A few times I read comments on RYL about persons saying they were told they were wasting the time of the clinicians/ ambulance/ ER etc.
Today my therapist was saying how they are a public clinic so by coming less would allow for other people to attend. In general it was too much, and I felt very pushed away. I was really worried about money, so that is why the conversation came up in the first place. But in general I was reflecting on how flaky I was finding the service overall. (The receptionist told someone in the waiting room that his therapist had "just woken up" and would phone in his prescription). My care team was always apologizing for dropping the ball....
To be fair I did ask the therapist to alert me when I go off topic. I am trying to listen and take guidance from the therapist, but when I think that I am high functioning I do come across like I don't need therapy. But then I am not depressed when I think that I am a waste of space? I do feel really vulnerable and I do feel really overwhelmed and not trusting of being able to say what really goes through my mind.

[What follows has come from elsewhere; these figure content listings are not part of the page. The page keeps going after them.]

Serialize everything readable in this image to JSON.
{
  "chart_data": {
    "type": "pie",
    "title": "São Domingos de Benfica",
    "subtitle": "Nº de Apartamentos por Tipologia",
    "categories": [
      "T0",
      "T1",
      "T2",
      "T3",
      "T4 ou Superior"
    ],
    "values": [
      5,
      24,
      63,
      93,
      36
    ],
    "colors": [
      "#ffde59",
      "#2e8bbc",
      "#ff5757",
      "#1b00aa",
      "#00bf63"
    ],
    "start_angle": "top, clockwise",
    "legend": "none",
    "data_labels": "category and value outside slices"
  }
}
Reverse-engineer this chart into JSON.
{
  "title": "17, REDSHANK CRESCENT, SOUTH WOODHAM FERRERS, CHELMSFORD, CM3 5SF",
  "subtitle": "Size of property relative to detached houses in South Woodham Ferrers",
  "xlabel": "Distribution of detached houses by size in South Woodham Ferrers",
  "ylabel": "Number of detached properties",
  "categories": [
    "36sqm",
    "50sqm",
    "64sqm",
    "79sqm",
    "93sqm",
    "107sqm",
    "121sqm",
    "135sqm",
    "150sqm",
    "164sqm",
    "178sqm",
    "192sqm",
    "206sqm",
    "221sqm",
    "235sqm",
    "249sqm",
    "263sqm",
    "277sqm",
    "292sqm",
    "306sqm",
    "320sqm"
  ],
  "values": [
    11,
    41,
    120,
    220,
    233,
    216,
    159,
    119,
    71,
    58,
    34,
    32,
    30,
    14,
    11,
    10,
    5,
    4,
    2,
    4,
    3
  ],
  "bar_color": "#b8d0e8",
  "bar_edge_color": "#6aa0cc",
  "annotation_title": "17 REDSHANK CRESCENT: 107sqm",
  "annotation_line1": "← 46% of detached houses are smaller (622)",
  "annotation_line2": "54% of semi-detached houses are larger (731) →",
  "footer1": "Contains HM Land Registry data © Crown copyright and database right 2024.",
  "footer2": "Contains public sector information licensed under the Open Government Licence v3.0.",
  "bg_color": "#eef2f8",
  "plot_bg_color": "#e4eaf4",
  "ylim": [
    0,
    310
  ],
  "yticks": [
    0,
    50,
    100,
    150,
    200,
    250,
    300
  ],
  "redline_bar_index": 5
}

Like the disapproval today just felt like judgment.
I am struggling with so many things. I like having things in place to avoid unnecessary voids in my support network, yet I am learning that this is not even something I can control. I am getting a few intrusive thoughts that I don't know how to process.
I spent most of the session looking at the clock because I didn't want to get too comfortable. Maybe I should just stop coming to therapy so that people who need therapy can get the space.